A survey has revealed that over 40% of professional Irish rugby players have reported symptoms of performance related anxiety and or depression, writes Ciara Phelan.

The study carried out by the representative body for Ireland’s professional rugby players, Rugby Players Ireland and led by former French professional footballer turned medical scientist, DR Vincent Gouttebarge, shows nearly 42% of players experience anxiety over how they will perform in games.

Just 3% said they never worry about how they play.

Ireland's Tadhg Furlong following their victory in the RBS Six Nations Rugby Championship match between Italy and Ireland in February. Pic: Sportsfile.

93% admitted they worry about team selection and 70% of players are concerned about their lives after rugby.

Commenting on the new figures, international rugby star Tadhg Furlong has said players are putting themselves under pressure without realising or dealing with it properly.

"When you’re playing professional rugby, the stakes are always high,” said Furlong.

“Almost without realising it, players are putting themselves under huge pressure and not dealing with it properly. Over time some of these things can build up.”

Rugby Players Ireland, in association with Zurich insurance are offering increased mental health services for players with one-to-one counselling sessions and also have online programmes available to players.

Zurich's Tackle your Feelings initiative aims to reduce the stigma around mental health and provide people with the tools and resources to be more proactive in looking after their emotional wellbeing.

“Everybody is excited for the new season ahead, but there can also be a bit of tension," said Furlong.

"A lot can change over the summer. The younger lads will have developed, new guys are brought in. In some ways, you have to prove yourself all over again and show the coaches that you’re worth your place.

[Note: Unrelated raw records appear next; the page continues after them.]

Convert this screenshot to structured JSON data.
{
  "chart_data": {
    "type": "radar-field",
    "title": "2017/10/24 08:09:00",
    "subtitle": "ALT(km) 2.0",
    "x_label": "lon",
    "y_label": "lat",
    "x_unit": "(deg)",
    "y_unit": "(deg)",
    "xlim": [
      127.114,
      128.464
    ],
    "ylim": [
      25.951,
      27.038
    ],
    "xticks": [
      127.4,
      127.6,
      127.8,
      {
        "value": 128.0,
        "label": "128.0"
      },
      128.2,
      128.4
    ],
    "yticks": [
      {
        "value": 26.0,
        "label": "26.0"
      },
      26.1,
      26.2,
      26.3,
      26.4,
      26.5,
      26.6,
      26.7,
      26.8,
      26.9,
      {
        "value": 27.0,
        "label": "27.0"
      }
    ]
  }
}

"You hope there’ll be plenty of good days ahead, but there will be times when you’re not selected, you pick up an injury or you just have a bad game. Nobody knows how the season will go.”

CEO of Rugby Players Ireland, Simon Keogh has said players often find themselves being publicly scrutinised.

“Players find themselves on a stage every week and have their playing performance publicly scrutinised," he said.

"This in itself can heap a huge amount of pressure on an individual. We have worked with Zurich Ireland to put the best resources in place for our members should they need them.”